Chemical & Petroleum Engineering, Imperial College of Science and Technology


The thermal oxidation of propane in the temperature range 350-425oC was studied in order to elucidate the role of higher aldehydes as degenerate branching intermediates in the oxidation of hydrocarbons. In the slow combustion of propane, the high yield of propylene and methanol as the primary products, the formation of hydrogen peroxide, carbon monoxide, carbon dioxide, formaldehyde and steam as the final products and the presence of propylperoxy radicals and acetaldehyde as the branching intermediate are confirmed.
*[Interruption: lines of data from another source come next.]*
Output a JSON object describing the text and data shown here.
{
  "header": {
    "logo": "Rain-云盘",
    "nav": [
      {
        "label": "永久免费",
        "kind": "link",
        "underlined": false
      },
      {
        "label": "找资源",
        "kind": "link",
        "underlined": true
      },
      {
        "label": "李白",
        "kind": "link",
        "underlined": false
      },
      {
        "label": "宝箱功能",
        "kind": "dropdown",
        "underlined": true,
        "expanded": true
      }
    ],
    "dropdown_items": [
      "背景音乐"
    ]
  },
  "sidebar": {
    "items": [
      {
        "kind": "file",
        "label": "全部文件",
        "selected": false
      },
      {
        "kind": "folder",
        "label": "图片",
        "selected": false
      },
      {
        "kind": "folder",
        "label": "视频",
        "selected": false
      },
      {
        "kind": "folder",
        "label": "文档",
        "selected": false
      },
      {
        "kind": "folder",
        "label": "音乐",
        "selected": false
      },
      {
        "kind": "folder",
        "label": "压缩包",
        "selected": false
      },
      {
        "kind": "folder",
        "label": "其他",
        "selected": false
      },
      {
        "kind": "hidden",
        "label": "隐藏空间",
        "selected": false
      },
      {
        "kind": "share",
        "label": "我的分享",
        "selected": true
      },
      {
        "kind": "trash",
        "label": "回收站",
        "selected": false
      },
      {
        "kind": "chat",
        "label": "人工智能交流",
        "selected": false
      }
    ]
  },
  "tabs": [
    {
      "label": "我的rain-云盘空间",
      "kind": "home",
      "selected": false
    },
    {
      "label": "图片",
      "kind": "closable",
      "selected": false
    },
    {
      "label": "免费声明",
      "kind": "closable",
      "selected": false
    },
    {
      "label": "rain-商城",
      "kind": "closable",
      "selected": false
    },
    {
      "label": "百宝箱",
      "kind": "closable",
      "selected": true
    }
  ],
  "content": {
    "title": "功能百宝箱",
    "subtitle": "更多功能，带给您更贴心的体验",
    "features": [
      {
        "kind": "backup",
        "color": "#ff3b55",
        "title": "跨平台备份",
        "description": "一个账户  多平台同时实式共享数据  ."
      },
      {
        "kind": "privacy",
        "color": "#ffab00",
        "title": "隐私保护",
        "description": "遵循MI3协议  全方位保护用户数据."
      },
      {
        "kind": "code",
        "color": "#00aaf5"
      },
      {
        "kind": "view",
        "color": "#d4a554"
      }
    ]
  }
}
The effect of the addition of small quantities of acetaldehyde to propane! oxygen mixtures was being monitored for the reduction and removal of the induction period and also changes in the maximum rate using mass spectrometry. It is concluded that the higher aldehydes and, in particular, acetaldehyde, are the degenerate branching agents in the combustion of hydrocarbons. An activation energy of 161 KJ mole-' was measured for propane oxidation which decreased when the reaction was initiated by acetaldehyde. The reaction kinetics as well as the mechanistic feature of the propane/oxygen mixture and the competitive oxidations of propane-acetaldehyde system have been investigated. The kinetics data obtained by the mass spectrometer have been analysed by computer programming and the results were represented by the appropriate kinetics plots.